Although many of the women dropped out of the survey because they failed to adhere to the strict dietary requirements or rules on when to have sex, 21 women stuck it out to the end.
Of the 21, 16 gave birth to daughters – an astonishing success rate of almost 80 per cent.
‘The results show that both diet and timing methods increase the probability of a girl – the impact of the diet being the most pronounced,’ said a spokesman for the scientists.
‘It shows a substantial success rate when both methods are applied correctly.’
Other studies claim that sperm carrying the female gene is stronger and likely to last longer than the lighter, faster but more short-lived male sperm – hence the need to avoid sex around the time of ovulation when the male sperm will be more dominant.
This is the first time that humans have allowed themselves to be guinea pigs for such experiments.
Previous tests have been carried out on marine worms, dairy cattle, pigs and rats, although some studies of women who have only ever given birth to boys indicated that their diet had contained mainly potassium and sodium-rich foods.

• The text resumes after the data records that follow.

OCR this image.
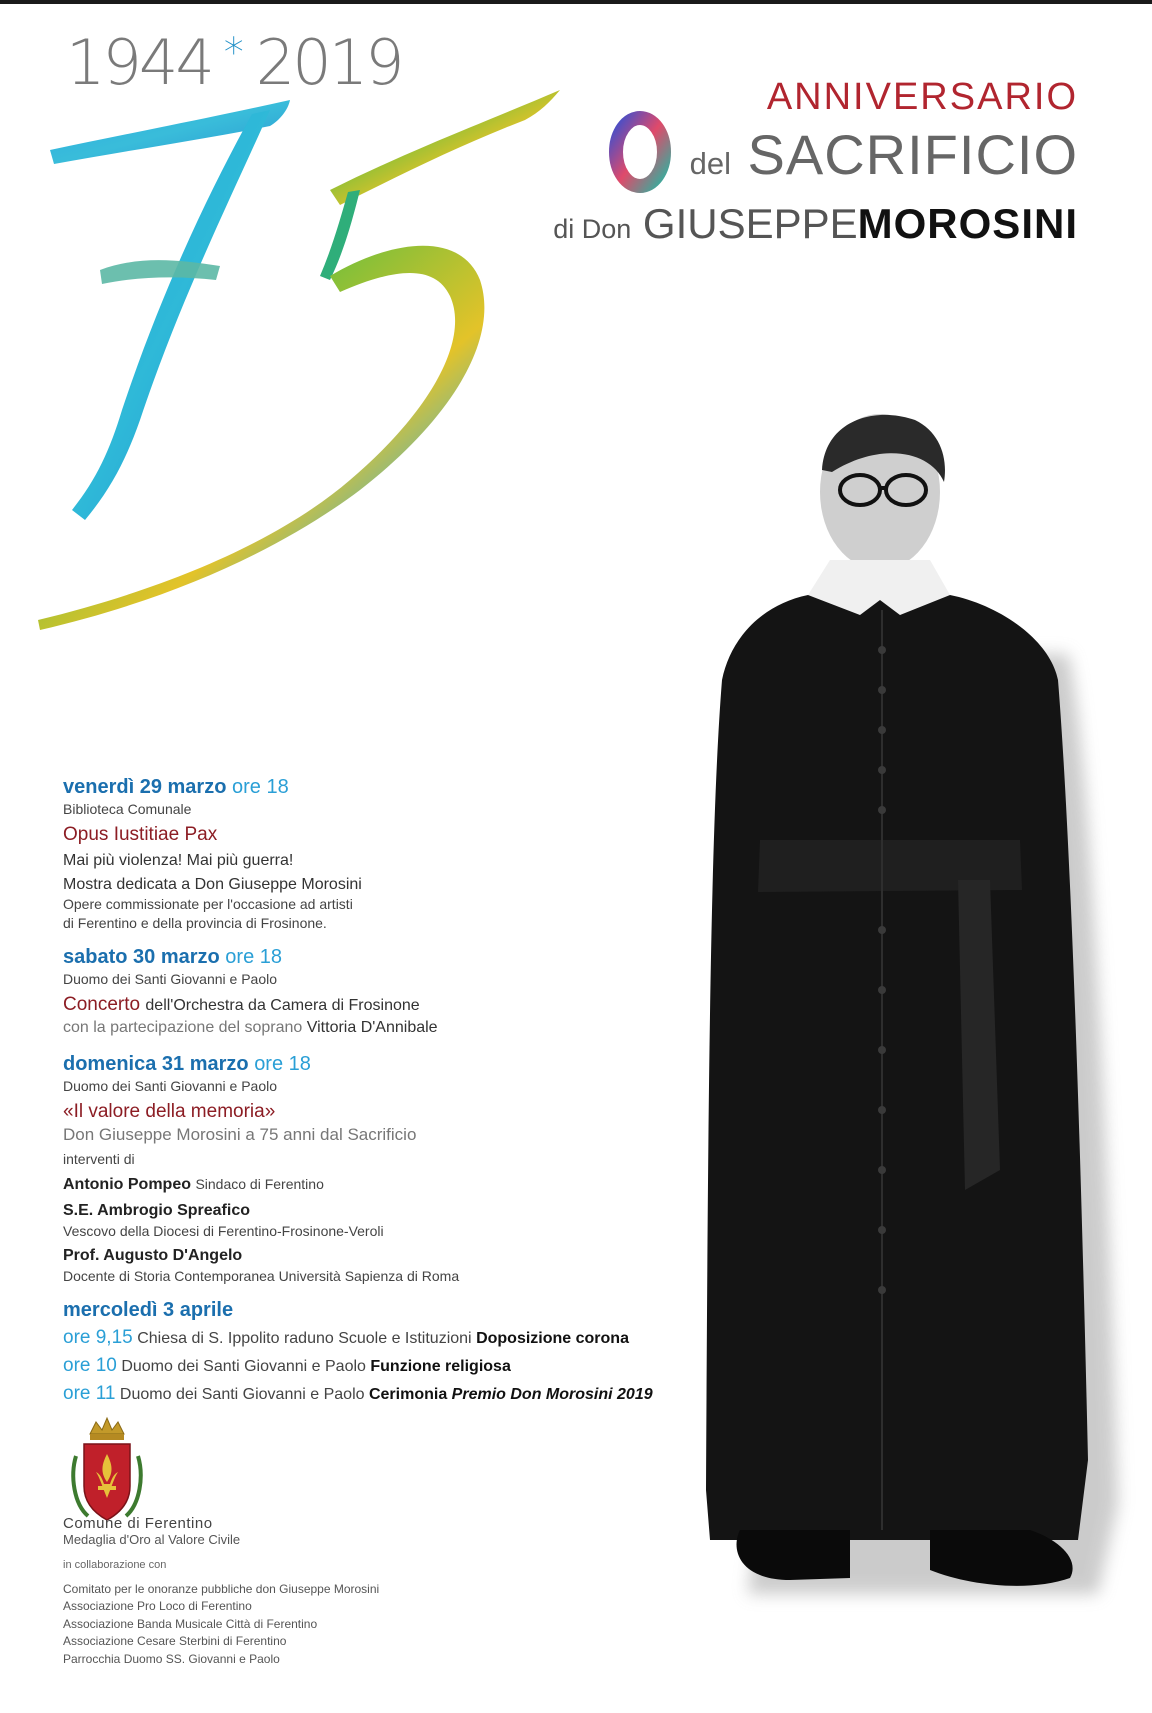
1944 * 2019	ANNIVERSARIO
del SACRIFICIO
di Don GIUSEPPEMOROSINI
venerdì 29 marzo ore 18
Biblioteca Comunale
Opus Iustitiae Pax
Mai più violenza! Mai più guerra!
Mostra dedicata a Don Giuseppe Morosini
Opere commissionate per l'occasione ad artisti
di Ferentino e della provincia di Frosinone.
sabato 30 marzo ore 18
Duomo dei Santi Giovanni e Paolo
Concerto dell'Orchestra da Camera di Frosinone
con la partecipazione del soprano Vittoria D'Annibale
domenica 31 marzo ore 18
Duomo dei Santi Giovanni e Paolo
«Il valore della memoria»
Don Giuseppe Morosini a 75 anni dal Sacrificio
interventi di
Antonio Pompeo Sindaco di Ferentino
S.E. Ambrogio Spreafico
Vescovo della Diocesi di Ferentino-Frosinone-Veroli
Prof. Augusto D'Angelo
Docente di Storia Contemporanea Università Sapienza di Roma
mercoledì 3 aprile
ore 9,15 Chiesa di S. Ippolito raduno Scuole e Istituzioni Doposizione corona
ore 10 Duomo dei Santi Giovanni e Paolo Funzione religiosa
ore 11 Duomo dei Santi Giovanni e Paolo Cerimonia Premio Don Morosini 2019
Comune di Ferentino
Medaglia d'Oro al Valore Civile
in collaborazione con
Comitato per le onoranze pubbliche don Giuseppe Morosini
Associazione Pro Loco di Ferentino
Associazione Banda Musicale Città di Ferentino
Associazione Cesare Sterbini di Ferentino
Parrocchia Duomo SS. Giovanni e Paolo
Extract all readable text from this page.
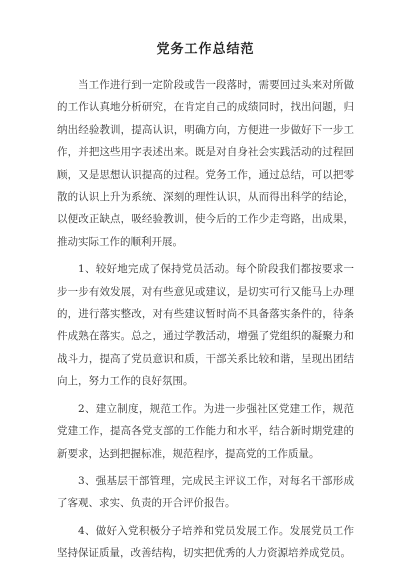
党务工作总结范

当工作进行到一定阶段或告一段落时，需要回过头来对所做的工作认真地分析研究，在肯定自己的成绩同时，找出问题，归纳出经验教训，提高认识，明确方向，方便进一步做好下一步工作，并把这些用字表述出来。既是对自身社会实践活动的过程回顾，又是思想认识提高的过程。党务工作，通过总结，可以把零散的认识上升为系统、深刻的理性认识，从而得出科学的结论，以便改正缺点，吸经验教训，使今后的工作少走弯路，出成果，推动实际工作的顺利开展。

1、较好地完成了保持党员活动。每个阶段我们都按要求一步一步有效发展，对有些意见或建议，是切实可行又能马上办理的，进行落实整改，对有些建议暂时尚不具备落实条件的，待条件成熟在落实。总之，通过学教活动，增强了党组织的凝聚力和战斗力，提高了党员意识和质，干部关系比较和谐，呈现出团结向上，努力工作的良好氛围。

2、建立制度，规范工作。为进一步强社区党建工作，规范党建工作，提高各党支部的工作能力和水平，结合新时期党建的新要求，达到把握标准，规范程序，提高党的工作质量。

3、强基层干部管理，完成民主评议工作，对每名干部形成了客观、求实、负责的开合评价报告。

4、做好入党积极分子培养和党员发展工作。发展党员工作坚持保证质量，改善结构，切实把优秀的人力资源培养成党员。
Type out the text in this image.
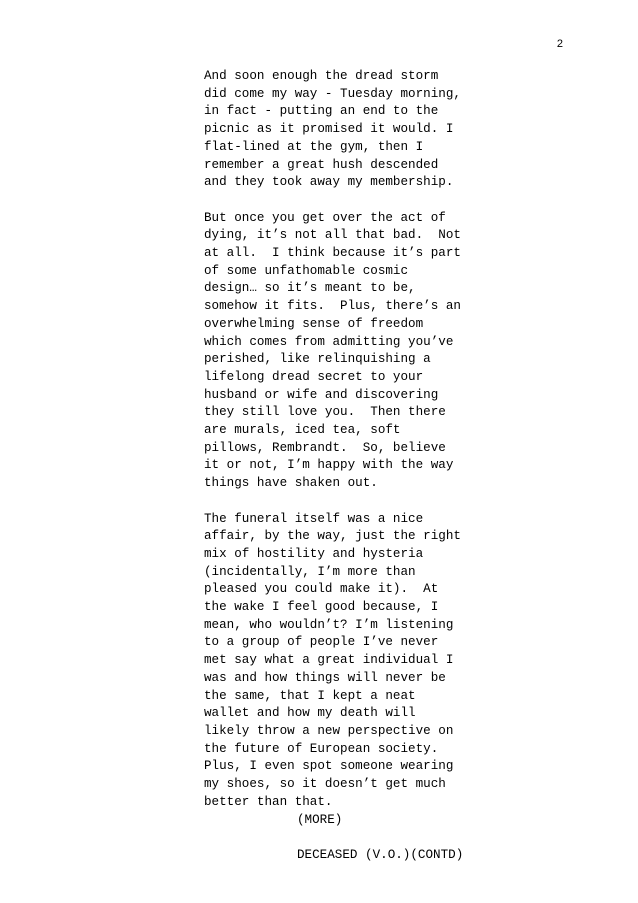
2
And soon enough the dread storm
did come my way - Tuesday morning,
in fact - putting an end to the
picnic as it promised it would. I
flat-lined at the gym, then I
remember a great hush descended
and they took away my membership.
But once you get over the act of
dying, it’s not all that bad.  Not
at all.  I think because it’s part
of some unfathomable cosmic
design… so it’s meant to be,
somehow it fits.  Plus, there’s an
overwhelming sense of freedom
which comes from admitting you’ve
perished, like relinquishing a
lifelong dread secret to your
husband or wife and discovering
they still love you.  Then there
are murals, iced tea, soft
pillows, Rembrandt.  So, believe
it or not, I’m happy with the way
things have shaken out.
The funeral itself was a nice
affair, by the way, just the right
mix of hostility and hysteria
(incidentally, I’m more than
pleased you could make it).  At
the wake I feel good because, I
mean, who wouldn’t? I’m listening
to a group of people I’ve never
met say what a great individual I
was and how things will never be
the same, that I kept a neat
wallet and how my death will
likely throw a new perspective on
the future of European society.
Plus, I even spot someone wearing
my shoes, so it doesn’t get much
better than that.
(MORE)
DECEASED (V.O.)(CONTD)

Such is the desire of some families to predetermine the sex of their offspring some resort to IVF treatment to ensure girls, but as the Dutch scientists acknowledge, ‘many parents find that these techniques are just one step too far in meddling with nature’.
Others rely on old wives’ tales, which say that a woman wanting to conceive a girl should make her partner take hot baths or drink cups of strong coffee prior to intercourse.